If you’re using the single serve tea bags, gather 10 to 14 bags and follow the instructions above. Please DO use only COLD water. Now, your part is done. Go on with the rest of your day’s business. Give the sun 4 to 6 hours to work its magic.
I must warn first-timers that this recipe is meant for serious tea drinkers. Southerners, particularly folks in the country, regard a good tea as a thing of pride and glory. We’re talking serious braggin’ rights, here!! Get this wrong and the old folks will shame-talk about you for decades!!
Your tea should be DARK amber in color. My grandfather was known to throw out a full pitcher of tea if it wasn’t sufficiently dark-brewed. Serious tea drinker, Grandfather Samuel was! Nobody ever under-brewed sun tea twice in his house. Lost a few pitchers tho.
Back home at last? Good, now it’s time to finish the tea. Bring the jar(s) inside and set it or them on the table or counter. Open the jars and remove the tea bags. I like to press the bags and get the very last dregs of tea out of them. Discard the tea bags in the trash. To each jar add one-half cup of sweet cane sugar. Yes, I said sugar. One-half cup will more than suffice to sweeten your sun. Don’t add more until after you have test-tasted the tea. Nobody like overly sweetened tea. Only thing worst is weak,brackish tea.

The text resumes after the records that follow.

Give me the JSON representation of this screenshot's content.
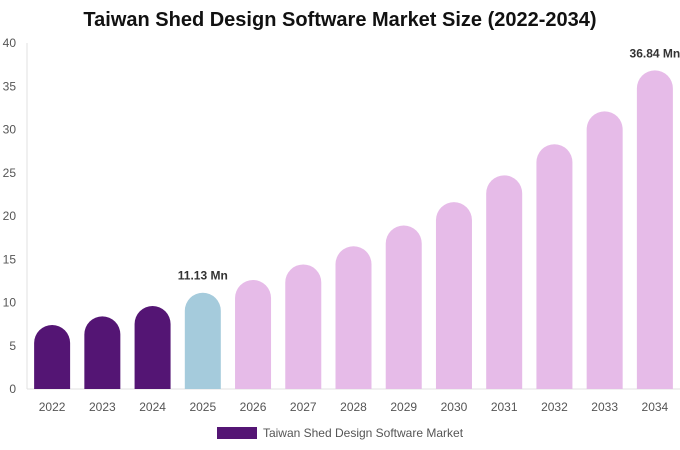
{
  "chart_data": {
    "type": "bar",
    "title": "Taiwan Shed Design Software Market Size (2022-2034)",
    "xlabel": "",
    "ylabel": "",
    "categories": [
      "2022",
      "2023",
      "2024",
      "2025",
      "2026",
      "2027",
      "2028",
      "2029",
      "2030",
      "2031",
      "2032",
      "2033",
      "2034"
    ],
    "series": [
      {
        "name": "Taiwan Shed Design Software Market",
        "values": [
          7.4,
          8.4,
          9.6,
          11.13,
          12.6,
          14.4,
          16.5,
          18.9,
          21.6,
          24.7,
          28.3,
          32.1,
          36.84
        ]
      }
    ],
    "ylim": [
      0,
      40
    ],
    "yticks": [
      0,
      5,
      10,
      15,
      20,
      25,
      30,
      35,
      40
    ],
    "grid": false,
    "legend_position": "bottom",
    "data_labels": [
      {
        "index": 3,
        "text": "11.13 Mn"
      },
      {
        "index": 12,
        "text": "36.84 Mn"
      }
    ],
    "colors": {
      "historical": "#541574",
      "current": "#a5cbdc",
      "forecast": "#e6bbe8"
    },
    "historical_count": 3,
    "current_index": 3
  }
}
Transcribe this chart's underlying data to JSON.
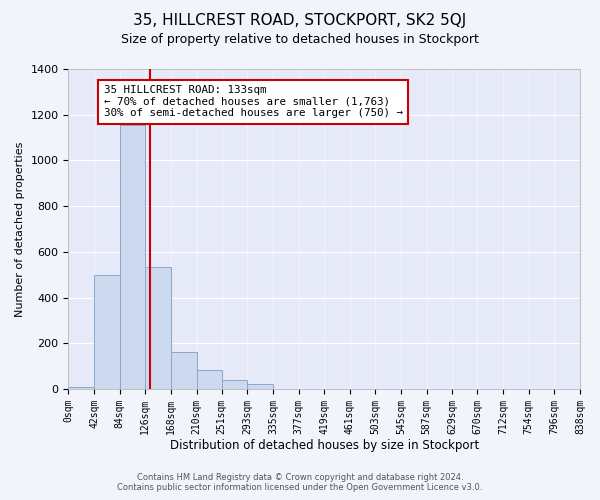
{
  "title": "35, HILLCREST ROAD, STOCKPORT, SK2 5QJ",
  "subtitle": "Size of property relative to detached houses in Stockport",
  "xlabel": "Distribution of detached houses by size in Stockport",
  "ylabel": "Number of detached properties",
  "bar_edges": [
    0,
    42,
    84,
    126,
    168,
    210,
    251,
    293,
    335,
    377,
    419,
    461,
    503,
    545,
    587,
    629,
    670,
    712,
    754,
    796,
    838
  ],
  "bar_heights": [
    10,
    500,
    1155,
    535,
    160,
    85,
    38,
    20,
    0,
    0,
    0,
    0,
    0,
    0,
    0,
    0,
    0,
    0,
    0,
    0
  ],
  "bar_color": "#ccd9ee",
  "bar_edgecolor": "#89a8cc",
  "vline_x": 133,
  "vline_color": "#cc0000",
  "annotation_text": "35 HILLCREST ROAD: 133sqm\n← 70% of detached houses are smaller (1,763)\n30% of semi-detached houses are larger (750) →",
  "annotation_box_edgecolor": "#cc0000",
  "annotation_box_facecolor": "#ffffff",
  "ylim": [
    0,
    1400
  ],
  "tick_labels": [
    "0sqm",
    "42sqm",
    "84sqm",
    "126sqm",
    "168sqm",
    "210sqm",
    "251sqm",
    "293sqm",
    "335sqm",
    "377sqm",
    "419sqm",
    "461sqm",
    "503sqm",
    "545sqm",
    "587sqm",
    "629sqm",
    "670sqm",
    "712sqm",
    "754sqm",
    "796sqm",
    "838sqm"
  ],
  "footer_line1": "Contains HM Land Registry data © Crown copyright and database right 2024.",
  "footer_line2": "Contains public sector information licensed under the Open Government Licence v3.0.",
  "bg_color": "#f2f4fb",
  "plot_bg_color": "#e6eaf8",
  "grid_color": "#ffffff",
  "title_fontsize": 11,
  "subtitle_fontsize": 9,
  "xlabel_fontsize": 8.5,
  "ylabel_fontsize": 8,
  "tick_fontsize": 7,
  "footer_fontsize": 6
}
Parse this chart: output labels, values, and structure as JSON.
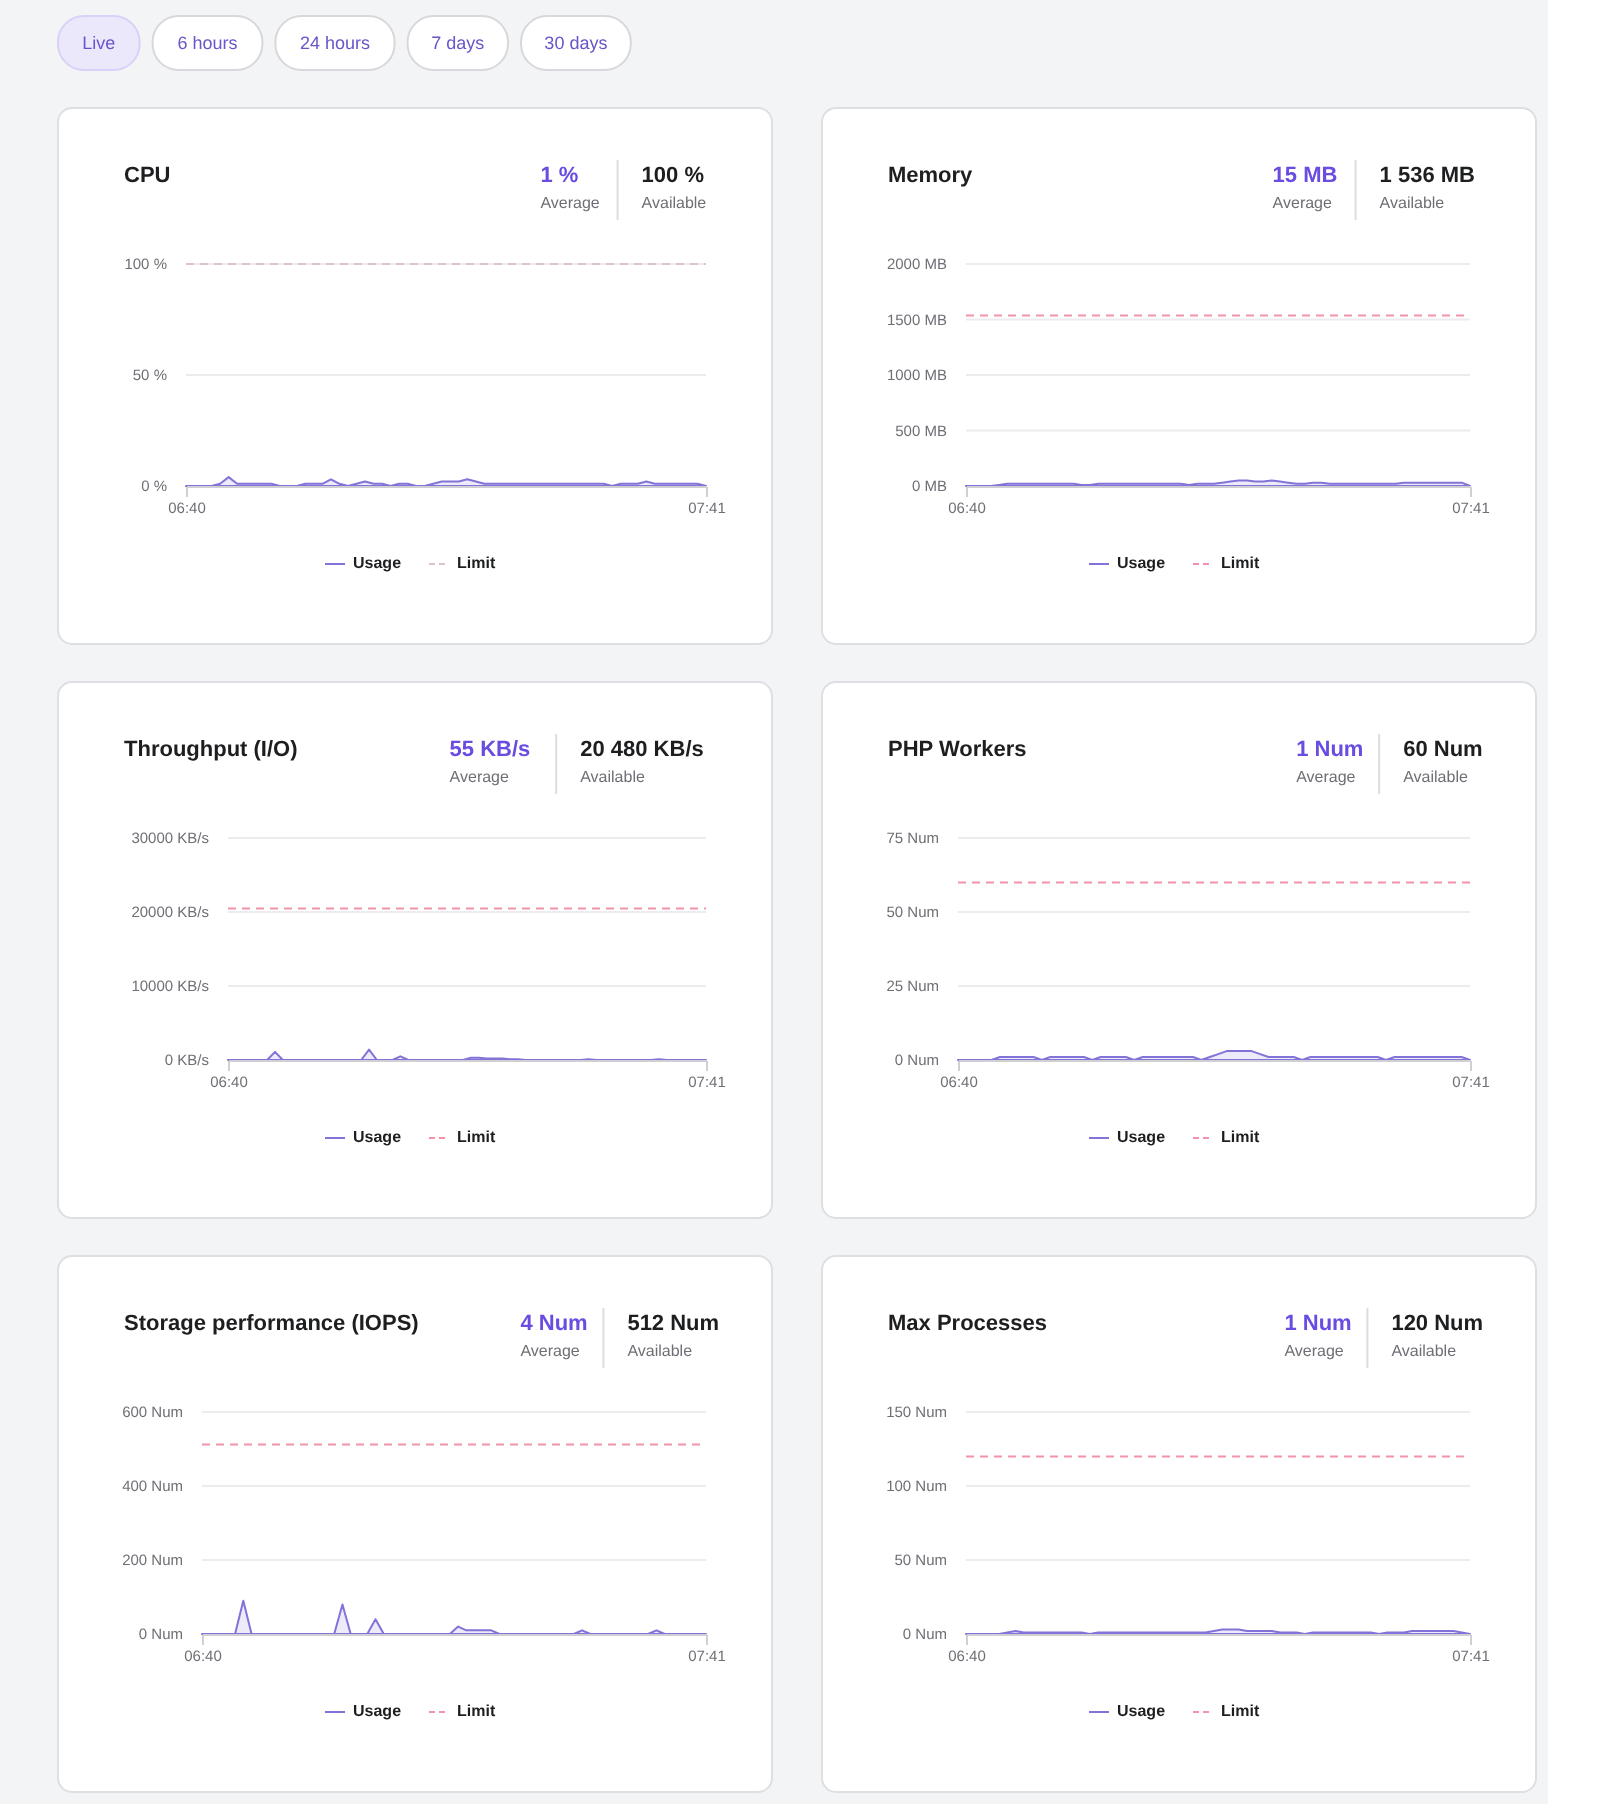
{
  "chart_data": [
    {
      "type": "other",
      "annotations": [
        "Live",
        "6 hours",
        "24 hours",
        "7 days",
        "30 days"
      ]
    },
    {
      "type": "area",
      "title": "CPU",
      "annotations": [
        "1 %",
        "Average",
        "100 %",
        "Available"
      ],
      "categories": [
        "06:40",
        null,
        null,
        null,
        null,
        null,
        null,
        null,
        null,
        null,
        null,
        null,
        null,
        null,
        null,
        null,
        null,
        null,
        null,
        null,
        null,
        null,
        null,
        null,
        null,
        null,
        null,
        null,
        null,
        null,
        null,
        null,
        null,
        null,
        null,
        null,
        null,
        null,
        null,
        null,
        null,
        null,
        null,
        null,
        null,
        null,
        null,
        null,
        null,
        null,
        null,
        null,
        null,
        null,
        null,
        null,
        null,
        null,
        null,
        null,
        null,
        "07:41"
      ],
      "ylim": [
        0,
        100
      ],
      "yticks": [
        {
          "value": 0,
          "label": "0 %"
        },
        {
          "value": 50,
          "label": "50 %"
        },
        {
          "value": 100,
          "label": "100 %"
        }
      ],
      "grid": "y",
      "legend": "bottom",
      "series": [
        {
          "name": "Usage",
          "color": "#8273d8",
          "values": [
            0,
            0,
            0,
            0,
            1,
            4,
            1,
            1,
            1,
            1,
            1,
            0,
            0,
            0,
            1,
            1,
            1,
            3,
            1,
            0,
            1,
            2,
            1,
            1,
            0,
            1,
            1,
            0,
            0,
            1,
            2,
            2,
            2,
            3,
            2,
            1,
            1,
            1,
            1,
            1,
            1,
            1,
            1,
            1,
            1,
            1,
            1,
            1,
            1,
            1,
            0,
            1,
            1,
            1,
            2,
            1,
            1,
            1,
            1,
            1,
            1,
            0
          ]
        }
      ],
      "ref_lines": [
        {
          "axis": "y",
          "value": 100,
          "label": "Limit",
          "color": "#dcc3c9",
          "line_style": "dashed"
        }
      ]
    },
    {
      "type": "area",
      "title": "Memory",
      "annotations": [
        "15 MB",
        "Average",
        "1 536 MB",
        "Available"
      ],
      "categories": [
        "06:40",
        null,
        null,
        null,
        null,
        null,
        null,
        null,
        null,
        null,
        null,
        null,
        null,
        null,
        null,
        null,
        null,
        null,
        null,
        null,
        null,
        null,
        null,
        null,
        null,
        null,
        null,
        null,
        null,
        null,
        null,
        null,
        null,
        null,
        null,
        null,
        null,
        null,
        null,
        null,
        null,
        null,
        null,
        null,
        null,
        null,
        null,
        null,
        null,
        null,
        null,
        null,
        null,
        null,
        null,
        null,
        null,
        null,
        null,
        null,
        null,
        "07:41"
      ],
      "ylim": [
        0,
        2000
      ],
      "yticks": [
        {
          "value": 0,
          "label": "0 MB"
        },
        {
          "value": 500,
          "label": "500 MB"
        },
        {
          "value": 1000,
          "label": "1000 MB"
        },
        {
          "value": 1500,
          "label": "1500 MB"
        },
        {
          "value": 2000,
          "label": "2000 MB"
        }
      ],
      "grid": "y",
      "legend": "bottom",
      "series": [
        {
          "name": "Usage",
          "color": "#8273d8",
          "values": [
            0,
            0,
            0,
            0,
            10,
            20,
            20,
            20,
            20,
            20,
            20,
            20,
            20,
            20,
            10,
            10,
            20,
            20,
            20,
            20,
            20,
            20,
            20,
            20,
            20,
            20,
            20,
            10,
            20,
            20,
            20,
            30,
            40,
            50,
            50,
            40,
            40,
            50,
            40,
            30,
            20,
            20,
            30,
            30,
            20,
            20,
            20,
            20,
            20,
            20,
            20,
            20,
            20,
            30,
            30,
            30,
            30,
            30,
            30,
            30,
            30,
            0
          ]
        }
      ],
      "ref_lines": [
        {
          "axis": "y",
          "value": 1536,
          "label": "Limit",
          "color": "#f293aa",
          "line_style": "dashed"
        }
      ]
    },
    {
      "type": "area",
      "title": "Throughput (I/O)",
      "annotations": [
        "55 KB/s",
        "Average",
        "20 480 KB/s",
        "Available"
      ],
      "categories": [
        "06:40",
        null,
        null,
        null,
        null,
        null,
        null,
        null,
        null,
        null,
        null,
        null,
        null,
        null,
        null,
        null,
        null,
        null,
        null,
        null,
        null,
        null,
        null,
        null,
        null,
        null,
        null,
        null,
        null,
        null,
        null,
        null,
        null,
        null,
        null,
        null,
        null,
        null,
        null,
        null,
        null,
        null,
        null,
        null,
        null,
        null,
        null,
        null,
        null,
        null,
        null,
        null,
        null,
        null,
        null,
        null,
        null,
        null,
        null,
        null,
        null,
        "07:41"
      ],
      "ylim": [
        0,
        30000
      ],
      "yticks": [
        {
          "value": 0,
          "label": "0 KB/s"
        },
        {
          "value": 10000,
          "label": "10000 KB/s"
        },
        {
          "value": 20000,
          "label": "20000 KB/s"
        },
        {
          "value": 30000,
          "label": "30000 KB/s"
        }
      ],
      "grid": "y",
      "legend": "bottom",
      "series": [
        {
          "name": "Usage",
          "color": "#8273d8",
          "values": [
            0,
            0,
            0,
            0,
            0,
            0,
            1100,
            0,
            0,
            0,
            0,
            0,
            0,
            0,
            0,
            0,
            0,
            0,
            1400,
            0,
            0,
            0,
            500,
            0,
            0,
            0,
            0,
            0,
            0,
            0,
            0,
            300,
            300,
            200,
            200,
            200,
            100,
            100,
            0,
            0,
            0,
            0,
            0,
            0,
            0,
            0,
            100,
            0,
            0,
            0,
            0,
            0,
            0,
            0,
            0,
            100,
            0,
            0,
            0,
            0,
            0,
            0
          ]
        }
      ],
      "ref_lines": [
        {
          "axis": "y",
          "value": 20480,
          "label": "Limit",
          "color": "#f293aa",
          "line_style": "dashed"
        }
      ]
    },
    {
      "type": "area",
      "title": "PHP Workers",
      "annotations": [
        "1 Num",
        "Average",
        "60 Num",
        "Available"
      ],
      "categories": [
        "06:40",
        null,
        null,
        null,
        null,
        null,
        null,
        null,
        null,
        null,
        null,
        null,
        null,
        null,
        null,
        null,
        null,
        null,
        null,
        null,
        null,
        null,
        null,
        null,
        null,
        null,
        null,
        null,
        null,
        null,
        null,
        null,
        null,
        null,
        null,
        null,
        null,
        null,
        null,
        null,
        null,
        null,
        null,
        null,
        null,
        null,
        null,
        null,
        null,
        null,
        null,
        null,
        null,
        null,
        null,
        null,
        null,
        null,
        null,
        null,
        null,
        "07:41"
      ],
      "ylim": [
        0,
        75
      ],
      "yticks": [
        {
          "value": 0,
          "label": "0 Num"
        },
        {
          "value": 25,
          "label": "25 Num"
        },
        {
          "value": 50,
          "label": "50 Num"
        },
        {
          "value": 75,
          "label": "75 Num"
        }
      ],
      "grid": "y",
      "legend": "bottom",
      "series": [
        {
          "name": "Usage",
          "color": "#8273d8",
          "values": [
            0,
            0,
            0,
            0,
            0,
            1,
            1,
            1,
            1,
            1,
            0,
            1,
            1,
            1,
            1,
            1,
            0,
            1,
            1,
            1,
            1,
            0,
            1,
            1,
            1,
            1,
            1,
            1,
            1,
            0,
            1,
            2,
            3,
            3,
            3,
            3,
            2,
            1,
            1,
            1,
            1,
            0,
            1,
            1,
            1,
            1,
            1,
            1,
            1,
            1,
            1,
            0,
            1,
            1,
            1,
            1,
            1,
            1,
            1,
            1,
            1,
            0
          ]
        }
      ],
      "ref_lines": [
        {
          "axis": "y",
          "value": 60,
          "label": "Limit",
          "color": "#f293aa",
          "line_style": "dashed"
        }
      ]
    },
    {
      "type": "area",
      "title": "Storage performance (IOPS)",
      "annotations": [
        "4 Num",
        "Average",
        "512 Num",
        "Available"
      ],
      "categories": [
        "06:40",
        null,
        null,
        null,
        null,
        null,
        null,
        null,
        null,
        null,
        null,
        null,
        null,
        null,
        null,
        null,
        null,
        null,
        null,
        null,
        null,
        null,
        null,
        null,
        null,
        null,
        null,
        null,
        null,
        null,
        null,
        null,
        null,
        null,
        null,
        null,
        null,
        null,
        null,
        null,
        null,
        null,
        null,
        null,
        null,
        null,
        null,
        null,
        null,
        null,
        null,
        null,
        null,
        null,
        null,
        null,
        null,
        null,
        null,
        null,
        null,
        "07:41"
      ],
      "ylim": [
        0,
        600
      ],
      "yticks": [
        {
          "value": 0,
          "label": "0 Num"
        },
        {
          "value": 200,
          "label": "200 Num"
        },
        {
          "value": 400,
          "label": "400 Num"
        },
        {
          "value": 600,
          "label": "600 Num"
        }
      ],
      "grid": "y",
      "legend": "bottom",
      "series": [
        {
          "name": "Usage",
          "color": "#8273d8",
          "values": [
            0,
            0,
            0,
            0,
            0,
            90,
            0,
            0,
            0,
            0,
            0,
            0,
            0,
            0,
            0,
            0,
            0,
            80,
            0,
            0,
            0,
            40,
            0,
            0,
            0,
            0,
            0,
            0,
            0,
            0,
            0,
            20,
            10,
            10,
            10,
            10,
            0,
            0,
            0,
            0,
            0,
            0,
            0,
            0,
            0,
            0,
            10,
            0,
            0,
            0,
            0,
            0,
            0,
            0,
            0,
            10,
            0,
            0,
            0,
            0,
            0,
            0
          ]
        }
      ],
      "ref_lines": [
        {
          "axis": "y",
          "value": 512,
          "label": "Limit",
          "color": "#f293aa",
          "line_style": "dashed"
        }
      ]
    },
    {
      "type": "area",
      "title": "Max Processes",
      "annotations": [
        "1 Num",
        "Average",
        "120 Num",
        "Available"
      ],
      "categories": [
        "06:40",
        null,
        null,
        null,
        null,
        null,
        null,
        null,
        null,
        null,
        null,
        null,
        null,
        null,
        null,
        null,
        null,
        null,
        null,
        null,
        null,
        null,
        null,
        null,
        null,
        null,
        null,
        null,
        null,
        null,
        null,
        null,
        null,
        null,
        null,
        null,
        null,
        null,
        null,
        null,
        null,
        null,
        null,
        null,
        null,
        null,
        null,
        null,
        null,
        null,
        null,
        null,
        null,
        null,
        null,
        null,
        null,
        null,
        null,
        null,
        null,
        "07:41"
      ],
      "ylim": [
        0,
        150
      ],
      "yticks": [
        {
          "value": 0,
          "label": "0 Num"
        },
        {
          "value": 50,
          "label": "50 Num"
        },
        {
          "value": 100,
          "label": "100 Num"
        },
        {
          "value": 150,
          "label": "150 Num"
        }
      ],
      "grid": "y",
      "legend": "bottom",
      "series": [
        {
          "name": "Usage",
          "color": "#8273d8",
          "values": [
            0,
            0,
            0,
            0,
            0,
            1,
            2,
            1,
            1,
            1,
            1,
            1,
            1,
            1,
            1,
            0,
            1,
            1,
            1,
            1,
            1,
            1,
            1,
            1,
            1,
            1,
            1,
            1,
            1,
            1,
            2,
            3,
            3,
            3,
            2,
            2,
            2,
            2,
            1,
            1,
            1,
            0,
            1,
            1,
            1,
            1,
            1,
            1,
            1,
            1,
            0,
            1,
            1,
            1,
            2,
            2,
            2,
            2,
            2,
            2,
            1,
            0
          ]
        }
      ],
      "ref_lines": [
        {
          "axis": "y",
          "value": 120,
          "label": "Limit",
          "color": "#f293aa",
          "line_style": "dashed"
        }
      ]
    }
  ]
}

Follow instructions, youngster and foreigner alike, that means you northern folk who never heard of iced tea before coming down here. Using a long handle mixing spoon, preferably a wooden spoon, stir the tea to completely distribute the sugar. Place the jar(s) in your refrigerator and let chill for about two hours.
For those with no sense of patience, get a tall glass, overfill it with ice cubes and pour the divine liquid into your glass. Savor its rich, dark color and smell its enticing aroma. Garnish with a slice of lemon or a swig of fresh mint if you wish.
Now, wander out on the veranda and sit a spell, gazing upon your backyard view. Perhaps a bird is visiting your feeder, or the sun is seating, or a favorite jazz artist is playing on the radio or stereo inside.
Press the now sweating glass to your forehead and feel its beads of sweat cool your furrowed brow. Take a sip. Take another. Your tastebuds will rejoice as they thank you for this wonder of miracles. Bet you won’t have tea any other way from here on out. Welcome to Sun-brewed Iced Tea. You’re part of the Southern States now.